Opinions on Software Delivery & Engineering Metrics

Security and Availability makes the headlines. Software Delivery makes the deadlines.

Work that improves security and availability trumps work that could otherwise improve the software delivery experience. Investing Software Delivery means that an organisation can quickly respond to security events, build quality into the software as it’s developed, and can deploy and release small incremental changes that can be rolled back in seconds in case of an outage. Invest in Software Delivery capabilities in order to gain security and reliability. Build towards Zero-cost Deployments.

Continuous Delivery must be the end state for all engineering systems. There is no excuse why greenfields projects cannot adopt Continuous Delivery on day one. Migrating established projects with existing automation towards Continuous Delivery can be difficult. Investment should be put into migrating the system to Continuous Delivery, not making the existing delivery setup easier to operate in.

The set of metrics we use to measure software delivery, reliability, or security typically differs from the set of metrics teams need to improve in those areas. This is best exemplified with SLOs. An organisation creates a metric that illustrates whether systems are meeting their SLOs. That metric doesn’t help engineers improve the reliability of those systems.
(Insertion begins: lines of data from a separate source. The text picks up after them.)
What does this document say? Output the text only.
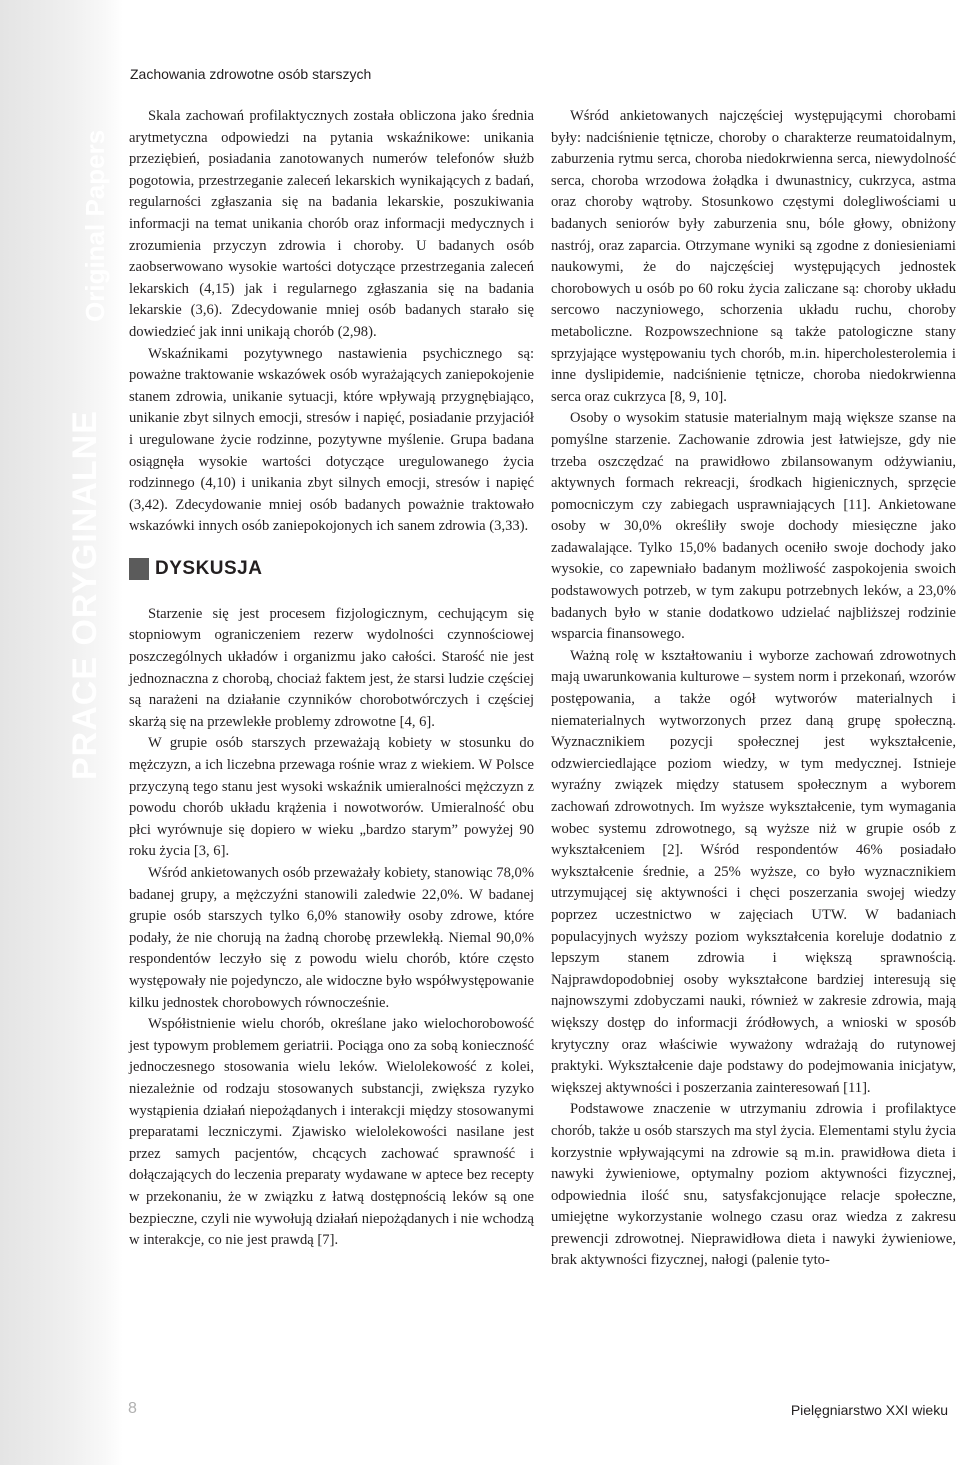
PRACE ORYGINALNE
Original Papers
Zachowania zdrowotne osób starszych

Skala zachowań profilaktycznych została obliczona jako średnia arytmetyczna odpowiedzi na pytania wskaźnikowe: unikania przeziębień, posiadania zanotowanych numerów telefonów służb pogotowia, przestrzeganie zaleceń lekarskich wynikających z badań, regularności zgłaszania się na badania lekarskie, poszukiwania informacji na temat unikania chorób oraz informacji medycznych i zrozumienia przyczyn zdrowia i choroby. U badanych osób zaobserwowano wysokie wartości dotyczące przestrzegania zaleceń lekarskich (4,15) jak i regularnego zgłaszania się na badania lekarskie (3,6). Zdecydowanie mniej osób badanych starało się dowiedzieć jak inni unikają chorób (2,98).

Wskaźnikami pozytywnego nastawienia psychicznego są: poważne traktowanie wskazówek osób wyrażających zaniepokojenie stanem zdrowia, unikanie sytuacji, które wpływają przygnębiająco, unikanie zbyt silnych emocji, stresów i napięć, posiadanie przyjaciół i uregulowane życie rodzinne, pozytywne myślenie. Grupa badana osiągnęła wysokie wartości dotyczące uregulowanego życia rodzinnego (4,10) i unikania zbyt silnych emocji, stresów i napięć (3,42). Zdecydowanie mniej osób badanych poważnie traktowało wskazówki innych osób zaniepokojonych ich sanem zdrowia (3,33).

DYSKUSJA

Starzenie się jest procesem fizjologicznym, cechującym się stopniowym ograniczeniem rezerw wydolności czynnościowej poszczególnych układów i organizmu jako całości. Starość nie jest jednoznaczna z chorobą, chociaż faktem jest, że starsi ludzie częściej są narażeni na działanie czynników chorobotwórczych i częściej skarżą się na przewlekłe problemy zdrowotne [4, 6].

W grupie osób starszych przeważają kobiety w stosunku do mężczyzn, a ich liczebna przewaga rośnie wraz z wiekiem. W Polsce przyczyną tego stanu jest wysoki wskaźnik umieralności mężczyzn z powodu chorób układu krążenia i nowotworów. Umieralność obu płci wyrównuje się dopiero w wieku „bardzo starym” powyżej 90 roku życia [3, 6].

Wśród ankietowanych osób przeważały kobiety, stanowiąc 78,0% badanej grupy, a mężczyźni stanowili zaledwie 22,0%. W badanej grupie osób starszych tylko 6,0% stanowiły osoby zdrowe, które podały, że nie chorują na żadną chorobę przewlekłą. Niemal 90,0% respondentów leczyło się z powodu wielu chorób, które często występowały nie pojedynczo, ale widoczne było współwystępowanie kilku jednostek chorobowych równocześnie.

Współistnienie wielu chorób, określane jako wielochorobowość jest typowym problemem geriatrii. Pociąga ono za sobą konieczność jednoczesnego stosowania wielu leków. Wielolekowość z kolei, niezależnie od rodzaju stosowanych substancji, zwiększa ryzyko wystąpienia działań niepożądanych i interakcji między stosowanymi preparatami leczniczymi. Zjawisko wielolekowości nasilane jest przez samych pacjentów, chcących zachować sprawność i dołączających do leczenia preparaty wydawane w aptece bez recepty w przekonaniu, że w związku z łatwą dostępnością leków są one bezpieczne, czyli nie wywołują działań niepożądanych i nie wchodzą w interakcje, co nie jest prawdą [7].

Wśród ankietowanych najczęściej występującymi chorobami były: nadciśnienie tętnicze, choroby o charakterze reumatoidalnym, zaburzenia rytmu serca, choroba niedokrwienna serca, niewydolność serca, choroba wrzodowa żołądka i dwunastnicy, cukrzyca, astma oraz choroby wątroby. Stosunkowo częstymi dolegliwościami u badanych seniorów były zaburzenia snu, bóle głowy, obniżony nastrój, oraz zaparcia. Otrzymane wyniki są zgodne z doniesieniami naukowymi, że do najczęściej występujących jednostek chorobowych u osób po 60 roku życia zaliczane są: choroby układu sercowo naczyniowego, schorzenia układu ruchu, choroby metaboliczne. Rozpowszechnione są także patologiczne stany sprzyjające występowaniu tych chorób, m.in. hipercholesterolemia i inne dyslipidemie, nadciśnienie tętnicze, choroba niedokrwienna serca oraz cukrzyca [8, 9, 10].

Osoby o wysokim statusie materialnym mają większe szanse na pomyślne starzenie. Zachowanie zdrowia jest łatwiejsze, gdy nie trzeba oszczędzać na prawidłowo zbilansowanym odżywianiu, aktywnych formach rekreacji, środkach higienicznych, sprzęcie pomocniczym czy zabiegach usprawniających [11]. Ankietowane osoby w 30,0% określiły swoje dochody miesięczne jako zadawalające. Tylko 15,0% badanych oceniło swoje dochody jako wysokie, co zapewniało badanym możliwość zaspokojenia swoich podstawowych potrzeb, w tym zakupu potrzebnych leków, a 23,0% badanych było w stanie dodatkowo udzielać najbliższej rodzinie wsparcia finansowego.

Ważną rolę w kształtowaniu i wyborze zachowań zdrowotnych mają uwarunkowania kulturowe – system norm i przekonań, wzorów postępowania, a także ogół wytworów materialnych i niematerialnych wytworzonych przez daną grupę społeczną. Wyznacznikiem pozycji społecznej jest wykształcenie, odzwierciedlające poziom wiedzy, w tym medycznej. Istnieje wyraźny związek między statusem społecznym a wyborem zachowań zdrowotnych. Im wyższe wykształcenie, tym wymagania wobec systemu zdrowotnego, są wyższe niż w grupie osób z wykształceniem [2]. Wśród respondentów 46% posiadało wykształcenie średnie, a 25% wyższe, co było wyznacznikiem utrzymującej się aktywności i chęci poszerzania swojej wiedzy poprzez uczestnictwo w zajęciach UTW. W badaniach populacyjnych wyższy poziom wykształcenia koreluje dodatnio z lepszym stanem zdrowia i większą sprawnością. Najprawdopodobniej osoby wykształcone bardziej interesują się najnowszymi zdobyczami nauki, również w zakresie zdrowia, mają większy dostęp do informacji źródłowych, a wnioski w sposób krytyczny oraz właściwie wyważony wdrażają do rutynowej praktyki. Wykształcenie daje podstawy do podejmowania inicjatyw, większej aktywności i poszerzania zainteresowań [11].

Podstawowe znaczenie w utrzymaniu zdrowia i profilaktyce chorób, także u osób starszych ma styl życia. Elementami stylu życia korzystnie wpływającymi na zdrowie są m.in. prawidłowa dieta i nawyki żywieniowe, optymalny poziom aktywności fizycznej, odpowiednia ilość snu, satysfakcjonujące relacje społeczne, umiejętne wykorzystanie wolnego czasu oraz wiedza z zakresu prewencji zdrowotnej. Nieprawidłowa dieta i nawyki żywieniowe, brak aktywności fizycznej, nałogi (palenie tyto-

8	Pielęgniarstwo XXI wieku
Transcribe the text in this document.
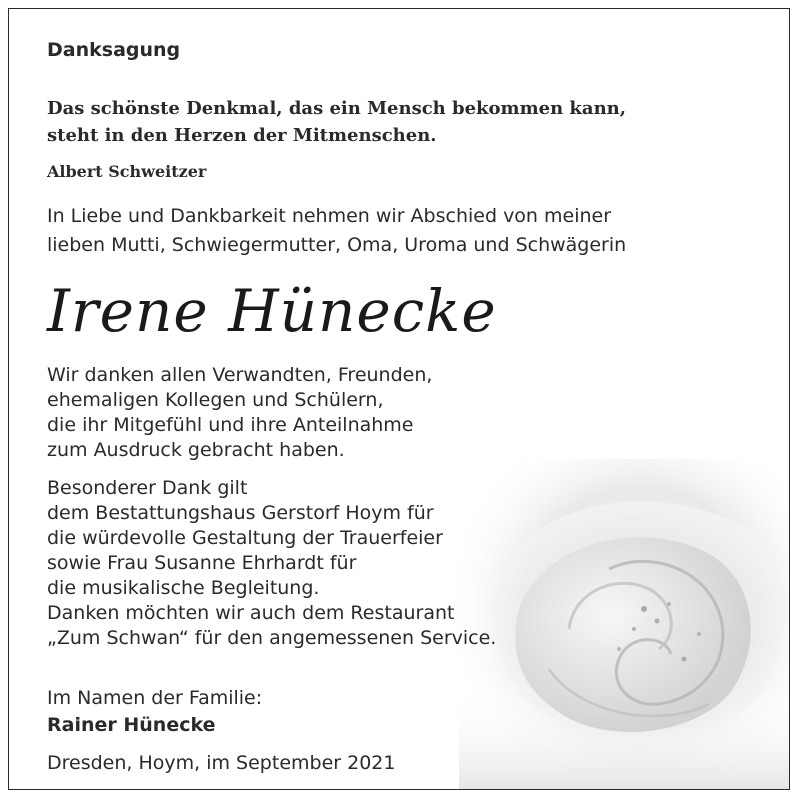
Danksagung
Das schönste Denkmal, das ein Mensch bekommen kann,
steht in den Herzen der Mitmenschen.
Albert Schweitzer
In Liebe und Dankbarkeit nehmen wir Abschied von meiner
lieben Mutti, Schwiegermutter, Oma, Uroma und Schwägerin
Irene Hünecke
Wir danken allen Verwandten, Freunden,
ehemaligen Kollegen und Schülern,
die ihr Mitgefühl und ihre Anteilnahme
zum Ausdruck gebracht haben.
Besonderer Dank gilt
dem Bestattungshaus Gerstorf Hoym für
die würdevolle Gestaltung der Trauerfeier
sowie Frau Susanne Ehrhardt für
die musikalische Begleitung.
Danken möchten wir auch dem Restaurant
„Zum Schwan“ für den angemessenen Service.
Im Namen der Familie:
Rainer Hünecke
Dresden, Hoym, im September 2021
This is fine, just be aware of it. Likewise be wary of the inverse – when an organisation hoists a low level engineering metric relevant to specific platforms onto every system. This results in many systems having null metrics eg. services not running on that platform cannot report any metrics.

A good metric is one that we can talk about in natural language. The technical definition of Delivery Lead Time (DLT) is the time taken from when a commit was authored until it was successfully deployed to production. That’s difficult to parse. Instead, we can talk about the median DLT as: the time it takes, on average, from when an engineer writes code until it’s used by customers. This phrasing makes the value of DLT clear and leads to compelling conversations.

The key high level metrics we need are Delivery Lead Time, Deployment Frequency (DF), Time Since Last Deployment (TSLD), and Service Level Objectives (SLOs) for Reliability. Change Failure Rate and Recovery Time don’t tell us what we think we want to know. Read more in: DORA Metrics Reference.

Metrics must measure systems, not teams or individuals. Singling out individuals, even only for praise, sets the wrong incentives. Reporting metrics against teams misses the point. Metrics on systems illustrates the realities of the median engineer developing in it. Feedback and investment flows directly to the system, not by way of proxy as when metrics are presented against teams.

There is no objective “good” for metrics such as Delivery Lead Time and Deployment Frequency. Good enough targets for delivery metrics all depend on the type of system (API, frontend, mobile, database, …), age of the system, frequency of activity in the codebase, business value it brings to the organisation, and expected lifespan of the code.

System owners should set their own targets for DLT and DF. Like SLOs, there are no magical numbers to aim for. Set aside the impractical numbers (eg. 100% availability, 5 minute DLT), and consider what is good enough for the system.

Software Delivery metrics can act as Service Level Indicators for engineering systems. DLT is a wide measure across many discrete activities such as code review, build time, testing time, and deployment time. It also measures time in the delivery process introduced by team or organisational overhead. Seeing DLF and DF drift from the baseline indicates that it’s worth investigating the delivery process.